先週の「週刊金曜日」(2007.№638 1/19)の筑紫哲也さんの「自我作古」(第421回)には「九九条の違反者たち」というタイトルで、浅薄な憲法論議をしている政治家への批判が語られていました。
「憲法が権力を持つ者に対して『これをやらねばならぬ』『これをやってはいけない』と定める『国民の命令』だという基本的性格すら十分に理解されないままの妄論がまかり通ってきた。 この観点から言えば、憲法九条に負けず劣らず大事なのは第九九条なのだ。
『第九九条、天皇又は摂政及び国務大臣、国会議員、裁判官その他の公務員は、この憲法を尊重し擁護する義務を負ふ』 このなかに国民が入っていないのは、権力の行使を縛るのが憲法だから当然の話なのである」と。
soroはここまで読んだときに、昨年出版されたブックレットの「この日、集合」の中に載っていた永六輔さんの話を、突然思い出しました。
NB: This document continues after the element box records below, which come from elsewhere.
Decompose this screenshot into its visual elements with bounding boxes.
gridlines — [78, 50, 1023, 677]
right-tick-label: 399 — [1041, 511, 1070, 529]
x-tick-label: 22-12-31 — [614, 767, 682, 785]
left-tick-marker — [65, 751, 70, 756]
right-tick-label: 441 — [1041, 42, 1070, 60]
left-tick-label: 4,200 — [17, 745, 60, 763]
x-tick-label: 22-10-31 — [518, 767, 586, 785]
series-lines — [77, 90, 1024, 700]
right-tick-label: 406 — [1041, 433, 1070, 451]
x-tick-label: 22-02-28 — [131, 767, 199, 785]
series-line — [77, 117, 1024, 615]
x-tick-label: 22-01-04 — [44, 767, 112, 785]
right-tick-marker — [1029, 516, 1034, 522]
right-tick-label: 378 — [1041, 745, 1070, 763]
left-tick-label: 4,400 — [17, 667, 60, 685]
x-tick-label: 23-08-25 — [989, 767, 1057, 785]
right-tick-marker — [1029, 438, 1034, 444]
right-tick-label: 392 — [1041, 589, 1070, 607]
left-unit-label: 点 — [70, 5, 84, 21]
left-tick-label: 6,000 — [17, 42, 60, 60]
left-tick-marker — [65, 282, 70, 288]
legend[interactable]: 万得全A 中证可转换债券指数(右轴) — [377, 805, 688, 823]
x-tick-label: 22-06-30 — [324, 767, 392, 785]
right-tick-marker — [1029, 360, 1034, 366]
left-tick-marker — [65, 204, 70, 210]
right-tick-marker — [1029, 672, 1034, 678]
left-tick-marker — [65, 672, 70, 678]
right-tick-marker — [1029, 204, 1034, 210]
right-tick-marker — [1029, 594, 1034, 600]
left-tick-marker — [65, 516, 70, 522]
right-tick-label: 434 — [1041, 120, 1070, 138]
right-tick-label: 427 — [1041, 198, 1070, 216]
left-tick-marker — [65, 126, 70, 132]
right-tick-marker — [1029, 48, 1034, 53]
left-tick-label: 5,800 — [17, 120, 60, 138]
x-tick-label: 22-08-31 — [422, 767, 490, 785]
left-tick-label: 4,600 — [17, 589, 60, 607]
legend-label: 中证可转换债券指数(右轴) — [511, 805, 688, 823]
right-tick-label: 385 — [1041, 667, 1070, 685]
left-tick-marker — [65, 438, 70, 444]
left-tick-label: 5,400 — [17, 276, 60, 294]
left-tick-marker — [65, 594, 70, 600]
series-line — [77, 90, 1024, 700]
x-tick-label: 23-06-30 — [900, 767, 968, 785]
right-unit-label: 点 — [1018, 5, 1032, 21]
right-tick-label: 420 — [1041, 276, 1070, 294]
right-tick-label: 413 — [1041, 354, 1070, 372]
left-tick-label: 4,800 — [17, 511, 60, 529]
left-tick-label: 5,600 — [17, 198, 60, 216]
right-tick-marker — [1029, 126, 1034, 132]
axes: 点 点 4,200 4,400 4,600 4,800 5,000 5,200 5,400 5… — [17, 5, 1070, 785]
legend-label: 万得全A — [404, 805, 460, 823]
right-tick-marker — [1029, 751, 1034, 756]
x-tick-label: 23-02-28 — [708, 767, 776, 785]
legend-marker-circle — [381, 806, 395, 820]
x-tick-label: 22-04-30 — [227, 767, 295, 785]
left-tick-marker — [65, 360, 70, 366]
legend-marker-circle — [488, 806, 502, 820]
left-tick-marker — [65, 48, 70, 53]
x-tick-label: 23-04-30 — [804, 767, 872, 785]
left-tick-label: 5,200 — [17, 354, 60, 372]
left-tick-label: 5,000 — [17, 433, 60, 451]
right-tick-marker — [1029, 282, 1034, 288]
それは昨年の8月14日のブログに載せたものですが、再度記しておきます。
「僕(永六輔)は『憲法九条を守る会』に入っていますが、第99条を守ればいいんです。第99条をちょっと読みます。『第99条、天皇又は摂政及び国務大臣、国会議員、裁判官その他の公務員は、この憲法を尊重し擁護する義務を負ふ』
守らなきゃいけないと書いてあるので、これを守れば憲法全文が守られる。つまり、この第99条を守らなきゃいけないんですが、現実は国務大臣が改憲云々と言っている。国会議員もそうです裁判官も憲法に反することをやっていたりする。公務員もまさにそうです」
soroもつねづね、永六輔さんが指摘されたようなことを考えていたので、永さんのこの発言を、とても心強い言葉として受け取りました。
この考え方を前提にすれば、「憲法を尊重し擁護する義務を負ふ」立場の政府と与党の(国会議員の)皆さんは、日本国憲法第96条にもとづく「国民投票法案」の提案も、軽々しくできないはずですし、日本国憲法の3原則といわれている ①(憲法前文「人類普遍の原理」としての)国民主権、②(憲法11条「侵すことのできない永久の権利として、現在及び将来の国民に与へられる」、憲法97条「人類の多年にわたる自由獲得の努力の成果」としての)基本的人権の尊重、③(憲法前文「人間相互の関係を支配する崇高な理想」としての)平和主義、を変えてしまうような提案はできないはずです」
ところで、2007年1月4日、安倍総理が、内閣総理大臣の立場で行った年頭記者会見で、
「今年は憲法が施行されて60年であります。憲法を、是非私の内閣として改正を目指していきたいということは、当然参議院の選挙においても訴えてまいりたいと考えております」 と語ったことも憲法第九九条の違反で、立憲主義の原則無視の発言といえるでしょう。
なぜこんな発言を安倍総理がしてしまうのかということにかかわって、「マガジン9条」のインタビューに答えて、慶応大学教授で、憲法学者で(なんと改憲派の論客といわれていた)小林節さんが語っていたことを思い出しました。
それは、小林さんが、かつて付きあっていた二世・三世の自民党国会議員や法制局の役人たちが、近代憲法というものは「国民が国家の権力を縛る」という立憲主義に立っていることをまったく理解していない(立憲主義を「知っていてわざと知らないふりをしている」のではなく「本当に知らないのだ」ということに気付き)、そのとき以来小林さんは、そんな議員たちに「憲法を変えさせてはいけない」と思うようになったのだという話です。
そうであるとすれば、政府与党が「国民投票法案」を2007年5月3日(憲法記念日)までに成立させようとしている状況の中で、政府与党や、民主党内の改憲派の政治家たちに、憲法第九九条に基づく憲法尊重擁護義務と、立憲主義の原則の遵守を強く要請していくことが、いまとても大事なことになっているのではなかと思った次第です。